Beethoven
Concertos n°2 opus 19 et n°3 opus 37
François-Frédéric Guy, piano
Orchestre Philharmonique
de Radio France
Philippe Jordan, direction
François-Frédéric Guy termine par ce volume
son intégrale des concertos de Beethoven mais, comme le
montre ses réponses à de nouvelles questions(voir
ci-dessous), ce "dernier" album de cette intégrale
des concertos n'est nullement, bien au contraire, la fin de son
voyage discographique avec ce compositeur qui constitue "l'alpha
et le oméga" de son répertoire. François-Frédéric
Guy est en effet réputé pour avoir déjà
donné à plusieurs reprises l'intégrale des
trente-deux sonates de Beethoven en concert et il envisage de
les enregistrer à leur tour. Pour être réputé
Beethoven quant à lui eut précisément besoin
de concertos de sa composition pour s'en servir comme d'une sorte
de carte de visite artistique. Le concerto n°2 opus 19 est
en fait le premier concerto pour piano que Beethoven ait jugé
digne d'être présenté au public et il fut
composé à Bonn avant le concerto n°1 op15. Les
premiers fragments de son écriture remontent à 1786
mais il apporta à plusieurs reprises diverses modifications
jusqu'à sa publication en 1801. Les premières esquisses
du concerto n°3 opus37 remontent quant à elles de 1796
et celui-ci fut publié en 1804 après aussi nombreux
remaniements. Il faut préciser , ainsi l'explique Beate
Angelina Kraus, auteur du livret, qu'à l'époque
l'improvisation constituait un élément essentiel
du genre du concerto pour piano et l'édition ne se justifiait
qu'à partir du moment où l'oeuvre était appelée
à exister indépendamment de son compositeur. Une
nouvelle existence de ces oeuvres donc par cet enregistrement
dans lequel François-Frédéric Guy dans un
jeu personnel dynamique, léger et poétique exalte
la voix intérieure, rendant par cette magie musicale très
présent le compositeur.
Vous avez enregistré lintégrale
des concertos de piano de Beethoven, et avez récemment
donné par deux fois lintégrale des sonates
pour piano de ce même compositeur, que vous ont apporté
chacune de ces récentes expériences dans votre approche
du piano et de luvre de ce compositeur ?
Cette grande aventure Beethovénienne, qui a débuté
en décembre 2006 lors de notre première rencontre
avec Philippe Jordan, puis l'enregistrement du 4ème concerto
dans la foulée, est un tournant dans ma vie professionnelle
et personnelle. Beethoven a toujours fait partie de mon répertoire
mais il y a un monde entre interpréter quelques sonates
en public et vivre immergé dans les 32 sonates et les 5
concertos! C'est un peu comme lorsqu'on arrive à l'entrée
sud du Grand Canyon: les perspectives et l'échelle sont
si gigantesques qu'elles font oublier toute référence
précédente. C'est également le cas pour ces
deux corpus qui embrassent à eux deux l'ensemble des possibilités
expressives, philosophiques et mystiques de la musique et surtout
l'ensemble des sentiments qu'un être humain peut ressentir
et exprimer. Donc l'artiste enrichit à l'infini son discours
et se nourrit mouvement après mouvement (j'en compte 99),
sonate après sonate, concerto après concerto d'une
essence rare, d'un nectar mystérieux et devient totalement
dépendant.
Sur un plan plus technique, on peut dire que la maîtrise
du langage beethovénien reste un défi permanent
du fait du renouvellement et du développement de l'utilisation
du piano. plus de puissance, de legato, de pédale, une
écriture qui devient symphonique et d'une richesse inégalée....Il
fait faire un bond prodigieux à la musique et au pianiste!

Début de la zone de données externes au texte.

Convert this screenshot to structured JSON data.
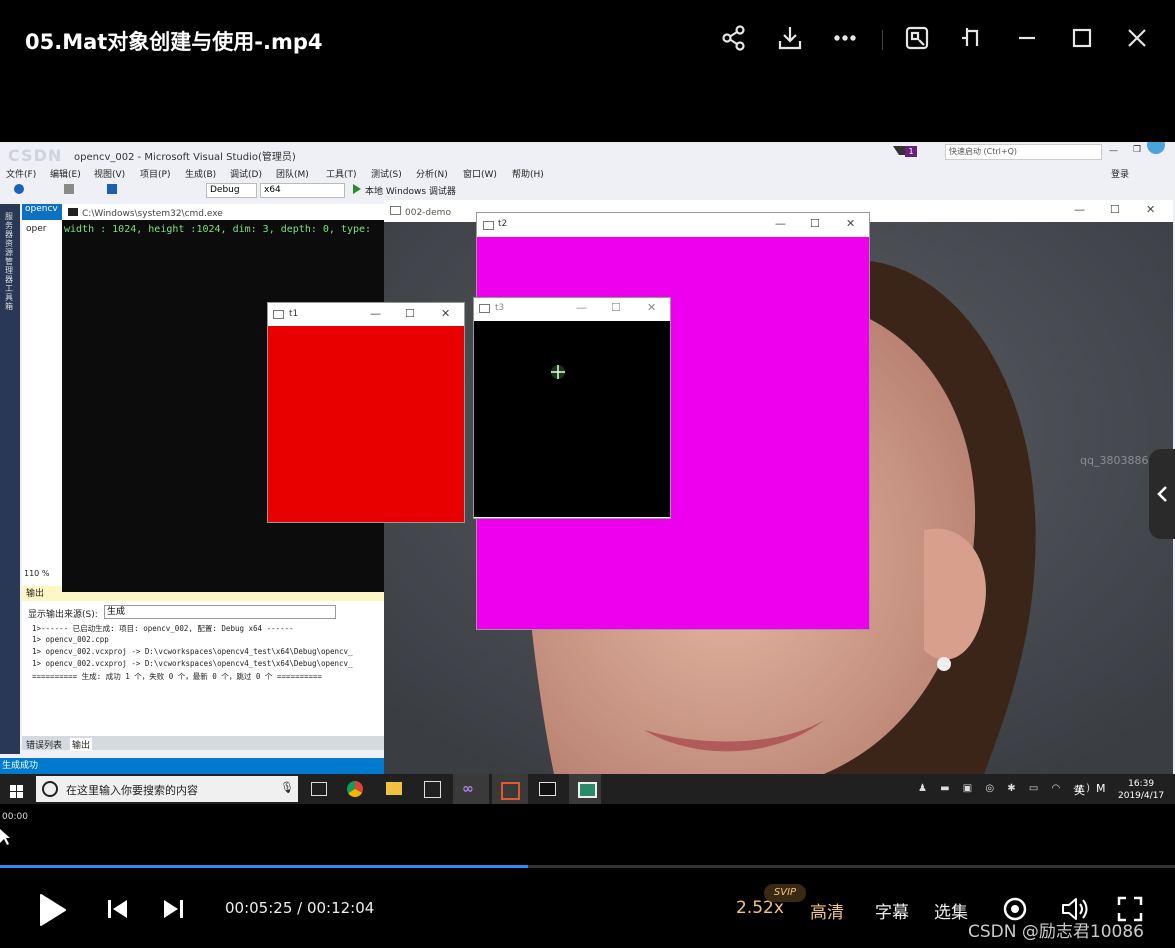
{
  "player": {
    "title": "05.Mat对象创建与使用-.mp4",
    "current_time": "00:05:25",
    "total_time": "00:12:04",
    "time_display": "00:05:25 / 00:12:04",
    "progress": 0.449,
    "speed": "2.52x",
    "svip_badge": "SVIP",
    "quality": "高清",
    "subtitles": "字幕",
    "episodes": "选集",
    "watermark": "CSDN @励志君10086",
    "scrub_time": "00:00",
    "accent": "#2a8bf2",
    "gold": "#f3c57e"
  },
  "top_icons": [
    "share-icon",
    "download-icon",
    "more-icon",
    "pip-icon",
    "pin-icon",
    "minimize-icon",
    "maximize-icon",
    "close-icon"
  ],
  "video": {
    "vs_title": "opencv_002 - Microsoft Visual Studio(管理员)",
    "vs_menus": [
      "文件(F)",
      "编辑(E)",
      "视图(V)",
      "项目(P)",
      "生成(B)",
      "调试(D)",
      "团队(M)",
      "工具(T)",
      "测试(S)",
      "分析(N)",
      "窗口(W)",
      "帮助(H)"
    ],
    "vs_config": "Debug",
    "vs_platform": "x64",
    "vs_debugger": "本地 Windows 调试器",
    "vs_quicklaunch": "快速启动 (Ctrl+Q)",
    "vs_login": "登录",
    "vs_badge": "1",
    "vs_sidebar": "服务器资源管理器 工具箱",
    "vs_tab": "opencv",
    "vs_file": "oper",
    "vs_zoom": "110 %",
    "cmd_title": "C:\\Windows\\system32\\cmd.exe",
    "cmd_line": "width : 1024, height :1024, dim: 3, depth: 0, type:",
    "demo_title": "002-demo",
    "t1_title": "t1",
    "t2_title": "t2",
    "t3_title": "t3",
    "t1_color": "#e80000",
    "t2_color": "#ee00ee",
    "t3_color": "#000000",
    "side_watermark": "qq_3803886",
    "output_header": "输出",
    "output_source_label": "显示输出来源(S):",
    "output_source": "生成",
    "output_lines": [
      "1>------ 已启动生成: 项目: opencv_002, 配置: Debug x64 ------",
      "1>  opencv_002.cpp",
      "1>  opencv_002.vcxproj -> D:\\vcworkspaces\\opencv4_test\\x64\\Debug\\opencv_",
      "1>  opencv_002.vcxproj -> D:\\vcworkspaces\\opencv4_test\\x64\\Debug\\opencv_",
      "========== 生成: 成功 1 个，失败 0 个，最新 0 个，跳过 0 个 =========="
    ],
    "output_tabs": [
      "错误列表",
      "输出"
    ],
    "status": "生成成功",
    "taskbar_search": "在这里输入你要搜索的内容",
    "tray_lang": "英",
    "tray_time": "16:39",
    "tray_date": "2019/4/17",
    "csdn_logo": "CSDN"
  }
}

Il décomplexe, en un mot, face au répertoire dans
son ensemble. Il y a "LUI" et les autres...
Votre passion pour la musique de ce compositeur
est-elle encore plus forte, et envisagez-vous denregistrer
lintégrale des sonates ou au contraire avez-vous
envie de passer à autre chose, un autre compositeur ?
Eh oui l'aventure ne fait que commencer...Les deux intégrales
de 2008 des sonates n'étaient que des épisodes pilotes !

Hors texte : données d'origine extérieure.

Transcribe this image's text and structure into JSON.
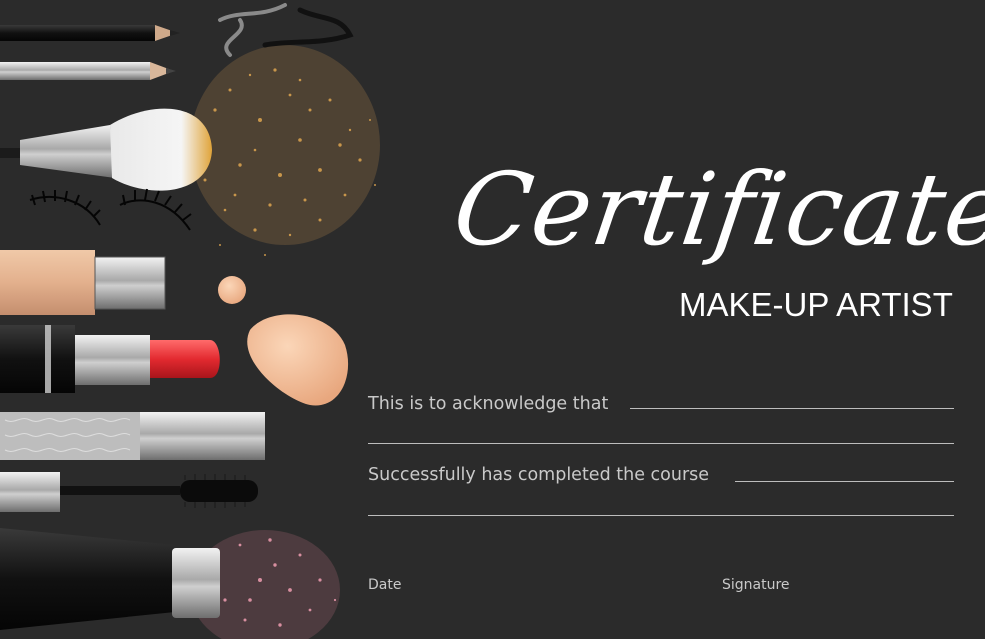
{
  "certificate": {
    "title": "Certificate",
    "subtitle": "MAKE-UP ARTIST",
    "acknowledge_text": "This is to acknowledge that",
    "completed_text": "Successfully has completed the course",
    "date_label": "Date",
    "signature_label": "Signature"
  },
  "colors": {
    "background": "#2b2b2b",
    "text": "#ffffff",
    "muted_text": "#c9c9c9",
    "lipstick": "#e8363b",
    "foundation": "#f2c4a3",
    "gold_glitter": "#d6a04e",
    "pink_glitter": "#d88fa0"
  },
  "icons": [
    "eyeliner-pencil-icon",
    "brow-pencil-icon",
    "makeup-brush-icon",
    "false-eyelashes-icon",
    "foundation-tube-icon",
    "lipstick-icon",
    "mascara-icon",
    "concealer-tube-icon",
    "glitter-gold-icon",
    "glitter-pink-icon",
    "foundation-drop-icon"
  ]
}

Je peux vous confirmer qu'il y aura une intégrale des 32
sonates au disque pour Naïve classique. C'est un défi
immense pour moi, mais aussi pour la maison de disque qui m'accorde
sa confiance. Pourquoi une énième intégrale?

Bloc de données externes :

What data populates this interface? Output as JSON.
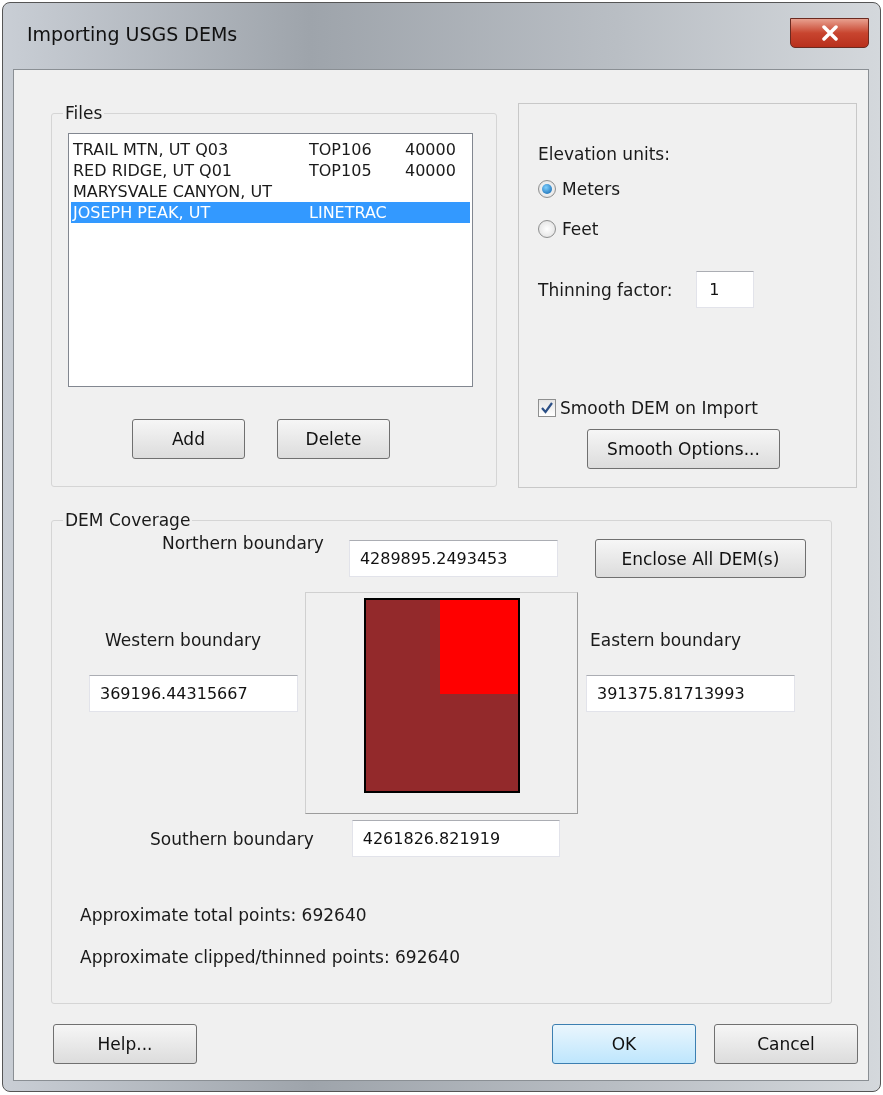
{
  "window": {
    "title": "Importing USGS DEMs"
  },
  "files": {
    "label": "Files",
    "rows": [
      {
        "cells": [
          "TRAIL MTN, UT  Q03",
          "TOP106",
          "40000"
        ],
        "selected": false
      },
      {
        "cells": [
          "RED RIDGE, UT  Q01",
          "TOP105",
          "40000"
        ],
        "selected": false
      },
      {
        "cells": [
          "MARYSVALE CANYON, UT"
        ],
        "selected": false
      },
      {
        "cells": [
          "JOSEPH PEAK, UT",
          "LINETRAC"
        ],
        "selected": true
      }
    ],
    "buttons": [
      "Add",
      "Delete"
    ]
  },
  "options": {
    "units_label": "Elevation units:",
    "units": [
      {
        "label": "Meters",
        "selected": true
      },
      {
        "label": "Feet",
        "selected": false
      }
    ],
    "thinning_label": "Thinning factor:",
    "thinning_value": "1",
    "smooth": {
      "label": "Smooth DEM on Import",
      "checked": true
    },
    "smooth_button": "Smooth Options..."
  },
  "coverage": {
    "label": "DEM Coverage",
    "northern": {
      "label": "Northern boundary",
      "value": "4289895.2493453"
    },
    "enclose_button": "Enclose All DEM(s)",
    "western": {
      "label": "Western boundary",
      "value": "369196.44315667"
    },
    "eastern": {
      "label": "Eastern boundary",
      "value": "391375.81713993"
    },
    "southern": {
      "label": "Southern boundary",
      "value": "4261826.821919"
    },
    "total_points": "Approximate total points: 692640",
    "clipped_points": "Approximate clipped/thinned points: 692640"
  },
  "buttons": [
    {
      "label": "Help...",
      "kind": "normal"
    },
    {
      "label": "OK",
      "kind": "default"
    },
    {
      "label": "Cancel",
      "kind": "normal"
    }
  ]
}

Réponse très égoïste: parce que c'est
la mienne ! Je l'ai voulue un peu différente; avec
des surprises, notamment une captation en concert pour la plupart
d'entre elles, mais peut-être aussi certaines autres sonates
enregistrées en studio. Alfred Brendel l'avait fait dans
sa 3ème intégrale. Et je pense qu'on peut apporter
de la vie, de la nouveauté et des sensations intéressantes
dans ces conditions.
Quand à passer à autre chose ce n'est pas d'actualité,
à grande échelle. Cependant je tiens à préciser
que je m'accorde des pauses entre les tempêtes beethovéniennes
et que je donne plus d'une dizaine de fois l'antépénultième
sonate de Schubert cette saison, ainsi que la fabuleuse 8ème
sonate de Prokofiev en hommage à Sviatoslav Richter au
festival de Colmar. Sans compter la musique contemporaine toujours
chère à mon cur autour de Marc Monnet, Pierre
Boulez et d'autres...
Vous
avez travaillé avec nombreux compositeurs contemporains
mais finalement Beethoven que vous navez jamais rencontré
vivant nest-il pas celui que vous connaissez le mieux humainement ?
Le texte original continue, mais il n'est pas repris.